音楽の世界に喩えてみましょう。NEWVERYでの自分の役割は、今は、シンガーソングライターではなく、楽曲提供者になっています。社会起業家やピュアな起業家の中には、自分で作って自分で歌うシンガーソングライターとして大ヒットを飛ばすタイプの人もいます。一方で、シンガーソングライターに拘ったために、結果としてかなり少ないリスナーのために歌い続ける人もいます。

自分は前者のような才能はないということを、かなり前に知り、自己受容してきました。自分が得意にしているのは作詞作曲です。歌うのは別の人が歌った方が、歌い手の人選を間違わなければ、より多く人の耳に届きます。だったら楽曲提供者の役割に徹して、歌うのは別の人に任せた方が、新鮮な歌詞やメロディーを考えるのが得意という自分の強みも活きるのです。

ですので「想いを込めて作った事業を他の人に任せるってどういう気持ちですか?」の答えは、「楽曲提供して自分では歌わないミュージシャンみたいな気持ち」です。スタジオで、自宅で、時にのたうち回りながら新しい歌詞とメロディーを考え、テレビやライブ会場でその曲を誰かが歌っているのを観ているような気持ちです。

話を元に戻せば、まだ世の中に存在しない子ども・若者のためになるサービス・商品を構想・創造し、ビジネスモデルを組み立て、黒字化し、何人か雇用できる状態にするまでが自分の仕事で、そこからさらにそのサービス・商品を世の中に広げていくは別の人に任せます。任せて、また子ども・若者のためになる新しいサービス・商品(新曲)を構想・創造し始めます。

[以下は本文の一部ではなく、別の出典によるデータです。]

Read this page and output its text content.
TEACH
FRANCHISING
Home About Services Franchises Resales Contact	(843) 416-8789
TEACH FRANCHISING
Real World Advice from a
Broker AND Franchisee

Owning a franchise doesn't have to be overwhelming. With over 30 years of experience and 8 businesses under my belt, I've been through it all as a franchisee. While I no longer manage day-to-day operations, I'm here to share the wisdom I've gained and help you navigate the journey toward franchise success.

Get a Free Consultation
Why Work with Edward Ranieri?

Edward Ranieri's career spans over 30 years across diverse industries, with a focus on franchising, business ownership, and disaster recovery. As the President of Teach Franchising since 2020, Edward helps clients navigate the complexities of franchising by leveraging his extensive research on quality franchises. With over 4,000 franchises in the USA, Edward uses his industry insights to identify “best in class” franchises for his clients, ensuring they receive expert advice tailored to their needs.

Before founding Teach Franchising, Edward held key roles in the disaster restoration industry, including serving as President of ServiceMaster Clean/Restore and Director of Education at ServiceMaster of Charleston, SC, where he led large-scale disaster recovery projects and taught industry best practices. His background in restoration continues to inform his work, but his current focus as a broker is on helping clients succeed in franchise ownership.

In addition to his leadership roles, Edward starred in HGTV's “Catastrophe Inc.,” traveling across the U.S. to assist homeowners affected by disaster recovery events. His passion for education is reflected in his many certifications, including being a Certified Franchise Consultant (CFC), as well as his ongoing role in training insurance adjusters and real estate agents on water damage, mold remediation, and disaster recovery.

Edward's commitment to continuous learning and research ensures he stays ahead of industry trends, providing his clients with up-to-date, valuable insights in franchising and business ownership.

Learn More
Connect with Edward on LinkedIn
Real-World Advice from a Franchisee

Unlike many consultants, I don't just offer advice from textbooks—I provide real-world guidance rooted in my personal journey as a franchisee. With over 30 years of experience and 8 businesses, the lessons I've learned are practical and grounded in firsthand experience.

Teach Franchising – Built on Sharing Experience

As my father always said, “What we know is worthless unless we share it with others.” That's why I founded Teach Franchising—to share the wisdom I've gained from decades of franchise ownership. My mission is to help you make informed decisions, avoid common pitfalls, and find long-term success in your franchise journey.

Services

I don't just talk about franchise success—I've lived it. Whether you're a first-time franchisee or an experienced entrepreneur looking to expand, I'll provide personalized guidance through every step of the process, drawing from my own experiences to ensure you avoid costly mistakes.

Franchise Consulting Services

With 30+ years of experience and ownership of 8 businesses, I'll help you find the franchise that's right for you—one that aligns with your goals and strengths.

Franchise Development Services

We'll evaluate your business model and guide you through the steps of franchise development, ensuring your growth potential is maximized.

作詞作曲した楽曲を自分で歌わないことには寂しい気持ちはあります。しかし、将来その楽曲が世界中で聴かれる・歌われるようになる、それが自分が10年後、20年後に望んでいる姿なので、広がっていく喜びの方が何十倍、何百倍も大きいです。

人間は自己理解が深まると、時間の使い方や他者との関係が変わります。人生を変えうるのは、自分は何者なのか、何がしたいのか、という問いに対する答えなのだと思います。